The returns to education literature
The papers we review are those where apprenticeships are the main focus of the evaluation. This helps ensure that the studies we consider explicitly tackle the challenge of trying to identify the causal impact of apprenticeships on outcomes such as employment and wages.
The apprenticeships studies we review here complement the wider literature on the returns to education. The latter typically regresses wages on educational achievement controlling for personal characteristics (i.e. estimates a Mincerian wage equation). As with the studies we consider on apprenticeships, these studies struggle with selection bias: there is selection into both type and length of education based on unobservable individual characteristics such as motivation and ability. In order to deal with the selection problem, a large body of ‘returns’ studies use instrumental variable approaches. Card (1999) summarises some of these earlier IV studies, finding the wage return to a year of schooling to typically lie between 8 and 13%.
In contrast to the extensive general returns to education literature, there are far fewer studies where the main focus is apprenticeships. To the extent that the strategies used in the return to education studies convincingly deal with selection in to apprenticeships they would provide additional evidence on wage effects. But assessing this would be a time consuming task – hence our decision to focus on studies explicitly looking at apprenticeships and to cover a wider range of outcomes than in some of our other studies.

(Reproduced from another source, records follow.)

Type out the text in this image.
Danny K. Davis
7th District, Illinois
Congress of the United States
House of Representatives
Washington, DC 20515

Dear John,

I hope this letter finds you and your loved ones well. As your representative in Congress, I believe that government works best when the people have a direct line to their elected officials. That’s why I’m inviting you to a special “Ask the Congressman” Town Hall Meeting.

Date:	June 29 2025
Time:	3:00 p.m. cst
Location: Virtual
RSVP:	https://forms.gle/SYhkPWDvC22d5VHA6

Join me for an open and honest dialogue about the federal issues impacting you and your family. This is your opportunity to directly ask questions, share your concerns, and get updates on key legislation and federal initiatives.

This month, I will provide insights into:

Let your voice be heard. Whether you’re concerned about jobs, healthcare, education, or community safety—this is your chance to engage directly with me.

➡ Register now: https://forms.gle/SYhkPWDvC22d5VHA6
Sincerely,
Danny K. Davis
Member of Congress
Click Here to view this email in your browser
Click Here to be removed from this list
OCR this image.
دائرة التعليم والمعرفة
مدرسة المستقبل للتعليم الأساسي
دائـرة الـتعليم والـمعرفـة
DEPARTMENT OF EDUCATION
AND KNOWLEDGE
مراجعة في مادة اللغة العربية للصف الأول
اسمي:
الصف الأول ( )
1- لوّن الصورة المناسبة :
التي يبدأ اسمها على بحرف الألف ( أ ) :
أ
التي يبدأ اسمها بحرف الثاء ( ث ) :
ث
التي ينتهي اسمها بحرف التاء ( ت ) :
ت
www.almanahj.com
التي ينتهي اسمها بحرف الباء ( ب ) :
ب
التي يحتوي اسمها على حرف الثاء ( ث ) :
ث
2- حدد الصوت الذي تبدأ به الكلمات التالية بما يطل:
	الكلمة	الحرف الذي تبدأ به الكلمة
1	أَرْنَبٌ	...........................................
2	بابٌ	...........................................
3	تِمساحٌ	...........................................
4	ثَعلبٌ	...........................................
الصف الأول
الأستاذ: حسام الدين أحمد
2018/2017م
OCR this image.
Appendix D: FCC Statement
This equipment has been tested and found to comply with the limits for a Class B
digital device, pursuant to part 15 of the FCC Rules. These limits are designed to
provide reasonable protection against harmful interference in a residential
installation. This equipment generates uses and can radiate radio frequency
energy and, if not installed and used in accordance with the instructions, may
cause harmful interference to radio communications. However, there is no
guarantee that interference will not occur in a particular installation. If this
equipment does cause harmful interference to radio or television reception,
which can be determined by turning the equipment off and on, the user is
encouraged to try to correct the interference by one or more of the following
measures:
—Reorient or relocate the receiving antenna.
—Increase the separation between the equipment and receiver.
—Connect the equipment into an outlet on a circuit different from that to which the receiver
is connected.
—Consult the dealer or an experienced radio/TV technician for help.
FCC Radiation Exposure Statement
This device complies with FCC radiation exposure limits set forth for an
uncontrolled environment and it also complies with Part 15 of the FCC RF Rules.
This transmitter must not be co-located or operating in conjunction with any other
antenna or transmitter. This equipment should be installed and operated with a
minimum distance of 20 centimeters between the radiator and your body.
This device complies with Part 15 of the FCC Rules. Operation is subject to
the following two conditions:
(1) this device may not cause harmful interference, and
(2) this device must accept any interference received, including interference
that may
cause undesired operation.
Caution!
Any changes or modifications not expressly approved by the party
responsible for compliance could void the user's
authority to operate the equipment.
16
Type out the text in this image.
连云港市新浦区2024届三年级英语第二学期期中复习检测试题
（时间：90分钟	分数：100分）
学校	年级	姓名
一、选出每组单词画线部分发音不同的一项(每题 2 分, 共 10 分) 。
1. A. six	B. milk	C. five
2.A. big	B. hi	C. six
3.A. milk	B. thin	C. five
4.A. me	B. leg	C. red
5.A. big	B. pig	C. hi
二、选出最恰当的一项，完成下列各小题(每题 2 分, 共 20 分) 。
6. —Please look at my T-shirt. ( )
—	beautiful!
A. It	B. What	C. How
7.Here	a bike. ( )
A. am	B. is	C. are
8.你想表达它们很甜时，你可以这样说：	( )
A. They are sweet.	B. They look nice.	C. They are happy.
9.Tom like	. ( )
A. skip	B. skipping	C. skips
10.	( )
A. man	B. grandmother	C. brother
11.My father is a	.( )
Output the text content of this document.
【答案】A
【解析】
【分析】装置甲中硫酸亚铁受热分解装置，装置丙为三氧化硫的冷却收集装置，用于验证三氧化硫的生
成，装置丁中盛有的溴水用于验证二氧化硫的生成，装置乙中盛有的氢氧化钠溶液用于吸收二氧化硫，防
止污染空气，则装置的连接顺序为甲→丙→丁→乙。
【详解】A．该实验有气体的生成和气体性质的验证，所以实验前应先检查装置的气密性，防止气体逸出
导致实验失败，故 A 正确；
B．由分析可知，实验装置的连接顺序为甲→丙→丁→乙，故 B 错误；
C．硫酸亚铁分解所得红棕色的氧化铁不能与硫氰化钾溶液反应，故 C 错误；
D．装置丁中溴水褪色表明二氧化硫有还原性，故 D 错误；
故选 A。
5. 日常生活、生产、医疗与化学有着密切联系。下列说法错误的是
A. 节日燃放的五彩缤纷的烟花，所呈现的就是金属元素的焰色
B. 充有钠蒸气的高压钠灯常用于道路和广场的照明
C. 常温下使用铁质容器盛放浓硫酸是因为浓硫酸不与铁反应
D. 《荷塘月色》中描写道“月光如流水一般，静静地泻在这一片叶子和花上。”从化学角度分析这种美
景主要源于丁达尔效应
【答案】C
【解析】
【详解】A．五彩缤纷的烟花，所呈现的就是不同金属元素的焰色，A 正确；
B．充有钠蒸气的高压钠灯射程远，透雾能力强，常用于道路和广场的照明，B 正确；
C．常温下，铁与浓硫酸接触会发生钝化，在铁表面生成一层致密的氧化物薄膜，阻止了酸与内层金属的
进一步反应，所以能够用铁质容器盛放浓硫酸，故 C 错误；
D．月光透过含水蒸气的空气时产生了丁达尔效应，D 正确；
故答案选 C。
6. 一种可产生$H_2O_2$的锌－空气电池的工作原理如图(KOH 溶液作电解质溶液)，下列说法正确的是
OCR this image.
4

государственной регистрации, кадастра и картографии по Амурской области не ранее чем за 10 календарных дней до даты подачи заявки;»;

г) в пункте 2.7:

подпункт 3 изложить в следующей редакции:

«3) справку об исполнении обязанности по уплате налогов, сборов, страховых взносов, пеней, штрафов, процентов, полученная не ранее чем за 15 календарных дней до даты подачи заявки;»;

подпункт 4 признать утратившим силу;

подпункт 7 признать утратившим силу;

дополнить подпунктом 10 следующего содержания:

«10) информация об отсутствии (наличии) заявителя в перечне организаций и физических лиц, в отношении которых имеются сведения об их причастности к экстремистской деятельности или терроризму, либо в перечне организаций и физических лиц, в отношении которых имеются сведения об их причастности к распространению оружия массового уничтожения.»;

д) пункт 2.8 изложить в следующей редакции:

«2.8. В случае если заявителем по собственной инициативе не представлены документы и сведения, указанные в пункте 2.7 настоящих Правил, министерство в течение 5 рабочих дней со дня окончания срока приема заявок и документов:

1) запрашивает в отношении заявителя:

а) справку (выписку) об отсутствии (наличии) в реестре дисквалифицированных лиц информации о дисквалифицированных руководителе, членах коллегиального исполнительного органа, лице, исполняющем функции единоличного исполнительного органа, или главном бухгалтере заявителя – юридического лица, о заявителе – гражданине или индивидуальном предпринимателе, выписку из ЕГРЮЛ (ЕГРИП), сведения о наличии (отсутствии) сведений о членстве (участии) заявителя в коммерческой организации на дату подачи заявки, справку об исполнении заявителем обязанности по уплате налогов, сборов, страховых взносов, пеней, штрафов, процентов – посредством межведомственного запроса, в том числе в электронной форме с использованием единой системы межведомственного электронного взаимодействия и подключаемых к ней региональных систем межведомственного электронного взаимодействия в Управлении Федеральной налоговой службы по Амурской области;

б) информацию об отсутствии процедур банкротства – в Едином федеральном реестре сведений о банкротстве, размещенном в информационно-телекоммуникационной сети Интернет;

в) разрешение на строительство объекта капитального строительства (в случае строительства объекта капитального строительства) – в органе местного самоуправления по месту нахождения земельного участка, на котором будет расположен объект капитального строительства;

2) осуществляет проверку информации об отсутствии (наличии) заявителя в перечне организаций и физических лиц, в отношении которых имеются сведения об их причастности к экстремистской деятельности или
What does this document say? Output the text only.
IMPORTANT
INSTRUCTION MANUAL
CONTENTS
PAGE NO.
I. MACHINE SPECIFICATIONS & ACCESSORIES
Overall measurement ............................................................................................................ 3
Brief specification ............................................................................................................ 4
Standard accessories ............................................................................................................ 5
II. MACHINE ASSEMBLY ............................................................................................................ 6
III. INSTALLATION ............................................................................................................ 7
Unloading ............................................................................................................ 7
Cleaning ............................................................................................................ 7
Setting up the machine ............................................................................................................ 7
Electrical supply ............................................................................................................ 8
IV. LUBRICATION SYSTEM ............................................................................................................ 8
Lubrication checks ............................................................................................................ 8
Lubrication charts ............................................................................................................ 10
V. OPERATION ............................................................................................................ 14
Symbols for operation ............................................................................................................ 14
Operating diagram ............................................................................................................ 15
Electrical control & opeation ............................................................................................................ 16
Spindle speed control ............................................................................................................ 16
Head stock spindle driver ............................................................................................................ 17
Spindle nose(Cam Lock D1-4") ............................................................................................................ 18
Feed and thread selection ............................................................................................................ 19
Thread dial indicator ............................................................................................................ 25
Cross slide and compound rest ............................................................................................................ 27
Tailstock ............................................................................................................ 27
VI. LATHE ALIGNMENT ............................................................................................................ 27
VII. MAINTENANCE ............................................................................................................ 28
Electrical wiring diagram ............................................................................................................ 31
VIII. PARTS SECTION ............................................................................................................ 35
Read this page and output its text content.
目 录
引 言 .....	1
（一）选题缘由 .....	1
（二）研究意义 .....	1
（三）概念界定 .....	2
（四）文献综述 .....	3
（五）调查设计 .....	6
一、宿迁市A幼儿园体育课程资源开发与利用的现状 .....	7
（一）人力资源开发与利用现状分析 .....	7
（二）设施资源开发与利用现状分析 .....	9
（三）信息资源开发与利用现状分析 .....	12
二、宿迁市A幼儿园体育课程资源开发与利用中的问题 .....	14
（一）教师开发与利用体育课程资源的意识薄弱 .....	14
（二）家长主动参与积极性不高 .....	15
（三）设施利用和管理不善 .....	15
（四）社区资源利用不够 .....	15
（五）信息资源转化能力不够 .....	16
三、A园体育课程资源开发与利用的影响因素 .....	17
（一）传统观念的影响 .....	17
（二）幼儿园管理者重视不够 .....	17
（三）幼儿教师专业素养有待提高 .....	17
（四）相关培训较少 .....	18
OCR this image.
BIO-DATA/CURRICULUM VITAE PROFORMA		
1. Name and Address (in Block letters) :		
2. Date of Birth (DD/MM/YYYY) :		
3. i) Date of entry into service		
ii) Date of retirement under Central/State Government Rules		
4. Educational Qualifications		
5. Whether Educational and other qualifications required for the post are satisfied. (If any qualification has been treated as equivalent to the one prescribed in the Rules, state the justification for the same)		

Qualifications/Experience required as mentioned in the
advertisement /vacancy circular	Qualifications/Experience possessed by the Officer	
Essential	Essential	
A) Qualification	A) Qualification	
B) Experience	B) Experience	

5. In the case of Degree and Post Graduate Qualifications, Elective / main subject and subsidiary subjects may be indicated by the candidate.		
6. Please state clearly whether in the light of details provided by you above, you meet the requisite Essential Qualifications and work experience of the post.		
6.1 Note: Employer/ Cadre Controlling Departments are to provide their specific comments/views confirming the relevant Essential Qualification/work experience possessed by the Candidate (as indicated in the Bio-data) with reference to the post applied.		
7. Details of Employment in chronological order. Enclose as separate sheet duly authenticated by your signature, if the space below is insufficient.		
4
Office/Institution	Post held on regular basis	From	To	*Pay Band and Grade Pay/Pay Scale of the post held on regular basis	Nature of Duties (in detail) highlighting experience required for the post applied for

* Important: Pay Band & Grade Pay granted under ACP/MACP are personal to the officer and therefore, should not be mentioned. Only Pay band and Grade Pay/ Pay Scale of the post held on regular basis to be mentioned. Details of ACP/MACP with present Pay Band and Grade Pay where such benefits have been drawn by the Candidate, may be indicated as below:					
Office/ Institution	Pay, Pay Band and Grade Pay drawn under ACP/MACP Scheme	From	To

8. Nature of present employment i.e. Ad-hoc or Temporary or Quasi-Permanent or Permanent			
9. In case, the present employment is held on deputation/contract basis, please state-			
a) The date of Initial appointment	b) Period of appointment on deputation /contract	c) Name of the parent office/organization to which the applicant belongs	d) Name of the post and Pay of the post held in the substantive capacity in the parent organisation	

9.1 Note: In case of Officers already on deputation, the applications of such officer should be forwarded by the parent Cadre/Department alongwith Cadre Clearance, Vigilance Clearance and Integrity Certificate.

Most of the available evidence that we review uses a before-and-after comparison against a control group (SMS 3). A before-and-after study of the wage returns to apprenticeship is challenging for two reasons. First, it is difficult to find a pre-apprenticeship wage as most apprentices are school leavers and did not work before. Second, the before-and-after comparison should cover a long study period since apprenticeships are a long term investment in which the pay of materialise over the lifecycle of earnings.
For these reasons we only find relatively few studies (five in total) that estimate the wage returns to apprenticeships. Three of these use an instrumental variable approach, as in the wider returns to education literature (837, 878, 986). Since a pre-apprentice wage is not available, the two studies that use a before-and-after approach (847, 976) use wage changes at a later stage in the apprentice’s career. This is not a strict before-and-after comparison but does eliminate the effect of fixed unobservables. The drawback here is that it identifies only the effect on wage changes not levels; thus only a partial impact. These wage return studies typically study a longer period than evaluation of other outcomes. For example a dataset covering over 20 years is used in study 837.
Some studies examine a different aspect of wages by looking at the change in wages following a job move for apprentices who move out of their profession against those who stay in the profession. This provides a measure of transferability of skills rather than general returns to apprenticeships.
Many of the studies we review, however, do not examine wages at all but instead consider outcomes such as employment and further study. These are more easily implemented as a before-and-after policy evaluation with shorter evaluation periods. More than perhaps any of our other reviews, the existence of a substantial evidence base on the returns to education suggests that the focus in this policy area needs to shift to assessing the effectiveness of different elements of policy design. We return to this issue below.